2022 Montana's First Congressional District Democratic primary result
| Party |  | Candidate | Votes | % |
|---|---|---|---|---|
|  | Democratic | Monica Tranel | 37,138 | 64.9 |
|  | Democratic | Cora Neumann | 15,396 | 26.9 |
|  | Democratic | Tom Winter | 4,723 | 8.2 |
| Total votes |  |  | 57,257 | 100.0 |

===Montana State Senate===

Neumann announced her candidacy for Montana Senate District 30 in February 2024. She was elected on November 5, 2024, and assumed office on January 6, 2025. Her term is scheduled to conclude in January 2029.

Montana Senate 30th district general election, 2024
| Party |  | Candidate | Votes | % |
|---|---|---|---|---|
|  | Democratic | Cora Neumann | 5,868 | 58.0 |
|  | Republican | Tyler Rogers | 4,245 | 42.0 |
| Total votes |  |  | 10,113 | 100% |

She serves on the Judiciary Committee, the Public Health, Welfare and Safety Committee, and the Agriculture, Livestock and Irrigation Committee of the Montana Senate.

==Legislation==

During the 2025 legislative session, Neumann sponsored several bills, including:

Senate Bill 319 – Established licensure requirements for doulas in Montana and authorized Medicaid reimbursement for doula services. The bill was signed into law by Governor Greg Gianforte and takes effect on January 1, 2026.

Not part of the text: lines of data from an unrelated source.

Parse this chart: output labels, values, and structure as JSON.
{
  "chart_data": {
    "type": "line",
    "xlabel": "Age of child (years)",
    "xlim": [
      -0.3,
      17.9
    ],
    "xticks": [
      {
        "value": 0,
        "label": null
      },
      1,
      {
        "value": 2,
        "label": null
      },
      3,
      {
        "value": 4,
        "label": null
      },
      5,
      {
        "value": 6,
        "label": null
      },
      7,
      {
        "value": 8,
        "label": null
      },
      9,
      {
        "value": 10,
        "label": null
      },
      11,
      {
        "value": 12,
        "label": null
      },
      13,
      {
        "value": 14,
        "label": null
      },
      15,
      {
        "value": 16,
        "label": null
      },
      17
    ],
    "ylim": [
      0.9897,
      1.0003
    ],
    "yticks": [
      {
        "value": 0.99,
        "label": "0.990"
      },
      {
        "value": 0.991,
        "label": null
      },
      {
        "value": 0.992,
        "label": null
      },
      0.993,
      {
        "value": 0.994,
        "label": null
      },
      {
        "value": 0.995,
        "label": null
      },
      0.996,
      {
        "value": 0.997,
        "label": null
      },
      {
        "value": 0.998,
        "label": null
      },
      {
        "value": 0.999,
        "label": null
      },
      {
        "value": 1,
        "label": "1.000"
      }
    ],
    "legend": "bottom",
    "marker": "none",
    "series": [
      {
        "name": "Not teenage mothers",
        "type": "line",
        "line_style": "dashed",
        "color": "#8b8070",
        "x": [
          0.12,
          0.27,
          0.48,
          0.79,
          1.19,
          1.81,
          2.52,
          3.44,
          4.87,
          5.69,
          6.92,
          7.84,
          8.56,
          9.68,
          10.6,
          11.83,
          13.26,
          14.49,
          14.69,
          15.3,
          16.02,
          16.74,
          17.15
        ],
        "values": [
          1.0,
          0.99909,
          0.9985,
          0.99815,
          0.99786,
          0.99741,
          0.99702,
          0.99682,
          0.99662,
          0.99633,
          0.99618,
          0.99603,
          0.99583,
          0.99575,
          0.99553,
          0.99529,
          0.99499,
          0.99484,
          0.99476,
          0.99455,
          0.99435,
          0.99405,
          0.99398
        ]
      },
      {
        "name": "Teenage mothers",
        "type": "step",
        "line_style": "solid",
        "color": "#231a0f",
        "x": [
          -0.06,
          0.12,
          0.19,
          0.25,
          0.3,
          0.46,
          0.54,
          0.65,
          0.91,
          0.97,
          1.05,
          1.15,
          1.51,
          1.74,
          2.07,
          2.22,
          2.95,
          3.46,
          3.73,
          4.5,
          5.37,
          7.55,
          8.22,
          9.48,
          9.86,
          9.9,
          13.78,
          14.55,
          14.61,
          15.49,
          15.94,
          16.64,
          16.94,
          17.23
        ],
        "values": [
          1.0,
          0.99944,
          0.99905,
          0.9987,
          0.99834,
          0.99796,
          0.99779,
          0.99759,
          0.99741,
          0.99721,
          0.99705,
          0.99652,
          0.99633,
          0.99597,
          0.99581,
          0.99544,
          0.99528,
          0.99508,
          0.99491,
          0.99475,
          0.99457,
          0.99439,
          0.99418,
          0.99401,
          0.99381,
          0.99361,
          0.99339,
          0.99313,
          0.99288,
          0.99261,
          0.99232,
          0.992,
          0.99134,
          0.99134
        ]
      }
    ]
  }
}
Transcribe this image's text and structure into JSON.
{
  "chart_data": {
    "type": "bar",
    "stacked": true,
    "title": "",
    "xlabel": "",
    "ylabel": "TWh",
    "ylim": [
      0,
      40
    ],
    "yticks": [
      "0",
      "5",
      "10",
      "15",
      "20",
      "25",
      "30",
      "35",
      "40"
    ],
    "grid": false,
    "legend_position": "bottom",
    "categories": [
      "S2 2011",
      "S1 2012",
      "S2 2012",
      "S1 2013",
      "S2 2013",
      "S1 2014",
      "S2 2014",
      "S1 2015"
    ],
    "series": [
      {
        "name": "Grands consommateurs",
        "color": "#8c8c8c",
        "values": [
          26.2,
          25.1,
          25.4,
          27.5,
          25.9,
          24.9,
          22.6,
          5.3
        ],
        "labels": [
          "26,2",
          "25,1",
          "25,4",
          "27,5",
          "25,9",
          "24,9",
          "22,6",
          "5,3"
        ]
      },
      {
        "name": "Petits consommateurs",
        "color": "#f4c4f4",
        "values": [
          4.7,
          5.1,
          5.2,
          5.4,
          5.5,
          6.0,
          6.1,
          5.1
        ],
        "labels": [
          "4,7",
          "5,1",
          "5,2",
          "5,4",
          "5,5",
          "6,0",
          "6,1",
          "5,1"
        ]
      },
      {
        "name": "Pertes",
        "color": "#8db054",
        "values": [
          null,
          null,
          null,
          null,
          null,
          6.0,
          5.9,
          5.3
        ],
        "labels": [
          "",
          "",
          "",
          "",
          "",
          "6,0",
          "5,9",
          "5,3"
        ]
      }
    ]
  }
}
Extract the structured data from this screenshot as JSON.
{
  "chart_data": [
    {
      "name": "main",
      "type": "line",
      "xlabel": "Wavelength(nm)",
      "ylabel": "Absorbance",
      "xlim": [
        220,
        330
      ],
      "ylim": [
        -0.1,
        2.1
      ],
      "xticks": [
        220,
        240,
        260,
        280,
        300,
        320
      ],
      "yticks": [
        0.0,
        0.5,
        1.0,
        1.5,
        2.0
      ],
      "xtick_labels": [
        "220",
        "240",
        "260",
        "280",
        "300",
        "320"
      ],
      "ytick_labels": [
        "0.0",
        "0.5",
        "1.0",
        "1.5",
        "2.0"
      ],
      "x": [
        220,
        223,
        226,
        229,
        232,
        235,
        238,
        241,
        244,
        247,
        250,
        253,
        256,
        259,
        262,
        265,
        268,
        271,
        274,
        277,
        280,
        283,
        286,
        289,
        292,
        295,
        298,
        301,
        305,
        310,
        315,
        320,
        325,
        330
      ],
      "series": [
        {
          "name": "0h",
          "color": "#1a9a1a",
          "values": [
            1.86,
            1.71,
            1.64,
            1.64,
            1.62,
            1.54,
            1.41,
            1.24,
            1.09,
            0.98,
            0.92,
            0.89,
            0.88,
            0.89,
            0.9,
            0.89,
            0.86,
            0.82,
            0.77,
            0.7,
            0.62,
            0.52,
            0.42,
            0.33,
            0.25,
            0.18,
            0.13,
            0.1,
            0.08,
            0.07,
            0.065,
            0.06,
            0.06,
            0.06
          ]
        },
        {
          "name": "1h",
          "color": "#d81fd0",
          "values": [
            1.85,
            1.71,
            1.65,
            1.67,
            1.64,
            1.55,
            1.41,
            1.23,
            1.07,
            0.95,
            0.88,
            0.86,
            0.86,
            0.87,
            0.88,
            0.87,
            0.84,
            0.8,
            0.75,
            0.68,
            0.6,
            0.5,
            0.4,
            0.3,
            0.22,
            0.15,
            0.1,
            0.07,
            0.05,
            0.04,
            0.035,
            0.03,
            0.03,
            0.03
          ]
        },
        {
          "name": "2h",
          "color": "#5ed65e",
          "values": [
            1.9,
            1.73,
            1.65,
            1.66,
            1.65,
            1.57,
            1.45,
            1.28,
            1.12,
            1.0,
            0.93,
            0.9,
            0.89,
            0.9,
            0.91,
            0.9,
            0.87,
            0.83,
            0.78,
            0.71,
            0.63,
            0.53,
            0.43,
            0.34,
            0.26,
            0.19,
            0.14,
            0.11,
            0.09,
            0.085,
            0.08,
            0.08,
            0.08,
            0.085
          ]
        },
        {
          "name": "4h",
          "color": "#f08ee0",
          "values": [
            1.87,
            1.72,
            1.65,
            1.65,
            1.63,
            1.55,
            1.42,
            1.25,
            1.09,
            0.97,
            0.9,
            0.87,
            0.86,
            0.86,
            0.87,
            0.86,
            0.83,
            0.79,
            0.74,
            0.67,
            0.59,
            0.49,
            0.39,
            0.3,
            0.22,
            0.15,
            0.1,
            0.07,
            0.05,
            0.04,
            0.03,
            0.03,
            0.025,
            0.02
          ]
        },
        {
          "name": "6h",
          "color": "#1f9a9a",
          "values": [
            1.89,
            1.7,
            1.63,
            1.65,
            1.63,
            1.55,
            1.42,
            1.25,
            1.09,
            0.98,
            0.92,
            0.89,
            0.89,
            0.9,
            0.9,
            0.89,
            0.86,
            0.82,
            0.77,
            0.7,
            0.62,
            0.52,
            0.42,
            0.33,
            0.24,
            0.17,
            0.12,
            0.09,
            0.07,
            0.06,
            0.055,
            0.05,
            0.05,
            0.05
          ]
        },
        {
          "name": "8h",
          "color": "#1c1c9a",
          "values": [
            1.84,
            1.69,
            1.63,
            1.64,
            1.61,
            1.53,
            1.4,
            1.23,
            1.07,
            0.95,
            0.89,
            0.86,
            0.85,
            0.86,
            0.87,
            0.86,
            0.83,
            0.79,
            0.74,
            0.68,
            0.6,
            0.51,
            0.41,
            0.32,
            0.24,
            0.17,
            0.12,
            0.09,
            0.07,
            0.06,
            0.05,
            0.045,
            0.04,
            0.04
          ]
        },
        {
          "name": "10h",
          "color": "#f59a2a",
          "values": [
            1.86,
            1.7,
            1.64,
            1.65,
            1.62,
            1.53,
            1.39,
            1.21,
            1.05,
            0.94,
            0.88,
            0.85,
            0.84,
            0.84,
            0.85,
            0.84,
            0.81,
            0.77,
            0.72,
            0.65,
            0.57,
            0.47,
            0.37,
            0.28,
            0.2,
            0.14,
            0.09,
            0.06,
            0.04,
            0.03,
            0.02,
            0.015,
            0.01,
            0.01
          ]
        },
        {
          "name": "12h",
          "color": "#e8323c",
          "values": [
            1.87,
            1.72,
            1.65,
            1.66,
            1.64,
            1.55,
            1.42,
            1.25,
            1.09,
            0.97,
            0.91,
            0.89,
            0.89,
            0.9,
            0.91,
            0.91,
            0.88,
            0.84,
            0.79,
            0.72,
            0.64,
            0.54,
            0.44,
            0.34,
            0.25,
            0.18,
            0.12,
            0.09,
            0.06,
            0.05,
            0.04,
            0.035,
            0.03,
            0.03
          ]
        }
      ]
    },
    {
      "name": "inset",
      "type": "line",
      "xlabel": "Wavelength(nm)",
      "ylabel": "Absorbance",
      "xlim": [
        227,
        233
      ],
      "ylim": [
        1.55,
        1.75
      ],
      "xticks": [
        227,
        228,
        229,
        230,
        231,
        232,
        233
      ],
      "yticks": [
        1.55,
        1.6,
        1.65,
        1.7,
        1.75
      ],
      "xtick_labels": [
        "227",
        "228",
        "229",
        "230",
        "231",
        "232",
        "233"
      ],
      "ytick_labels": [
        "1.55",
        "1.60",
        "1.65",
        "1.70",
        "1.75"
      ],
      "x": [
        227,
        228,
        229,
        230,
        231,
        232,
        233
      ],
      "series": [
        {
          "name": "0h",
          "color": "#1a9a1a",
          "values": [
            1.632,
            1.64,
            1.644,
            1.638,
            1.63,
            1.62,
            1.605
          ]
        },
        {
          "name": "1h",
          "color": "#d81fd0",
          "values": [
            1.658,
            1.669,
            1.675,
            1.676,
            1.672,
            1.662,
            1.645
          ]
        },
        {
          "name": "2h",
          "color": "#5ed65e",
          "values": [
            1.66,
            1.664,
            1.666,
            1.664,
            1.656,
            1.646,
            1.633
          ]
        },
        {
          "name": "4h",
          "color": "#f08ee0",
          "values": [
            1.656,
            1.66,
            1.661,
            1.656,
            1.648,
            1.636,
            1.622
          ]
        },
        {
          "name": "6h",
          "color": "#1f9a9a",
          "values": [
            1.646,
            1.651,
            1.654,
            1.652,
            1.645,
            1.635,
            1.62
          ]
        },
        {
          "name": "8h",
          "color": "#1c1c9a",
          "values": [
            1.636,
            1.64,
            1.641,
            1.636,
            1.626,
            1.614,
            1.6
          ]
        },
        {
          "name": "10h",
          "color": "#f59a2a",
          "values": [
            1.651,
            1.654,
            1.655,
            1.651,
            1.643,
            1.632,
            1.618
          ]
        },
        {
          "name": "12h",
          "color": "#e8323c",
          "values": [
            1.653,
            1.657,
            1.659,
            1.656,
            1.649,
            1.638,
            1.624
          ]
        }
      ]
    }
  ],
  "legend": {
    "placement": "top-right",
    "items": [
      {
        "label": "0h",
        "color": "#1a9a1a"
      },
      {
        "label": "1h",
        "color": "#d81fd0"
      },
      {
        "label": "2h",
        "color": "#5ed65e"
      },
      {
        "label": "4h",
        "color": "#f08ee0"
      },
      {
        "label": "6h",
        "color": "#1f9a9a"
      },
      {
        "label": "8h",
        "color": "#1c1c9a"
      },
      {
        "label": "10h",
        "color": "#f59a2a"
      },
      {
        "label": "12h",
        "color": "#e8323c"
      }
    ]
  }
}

Senate Bill 246 – Required state agencies to track and prioritize procurement of Montana-grown food products.

Senate Bill 503 – Authorized the emergency use of expired naloxone for opioid overdose response.

==Boards and affiliations==

Neumann serves on the board of trustees of the Columbia University Mailman School of Public Health. She is a former regional vice president of the Montana Public Health Association.

==Personal life==

Neumann lives in Bozeman, Montana, with her family. She is Jewish.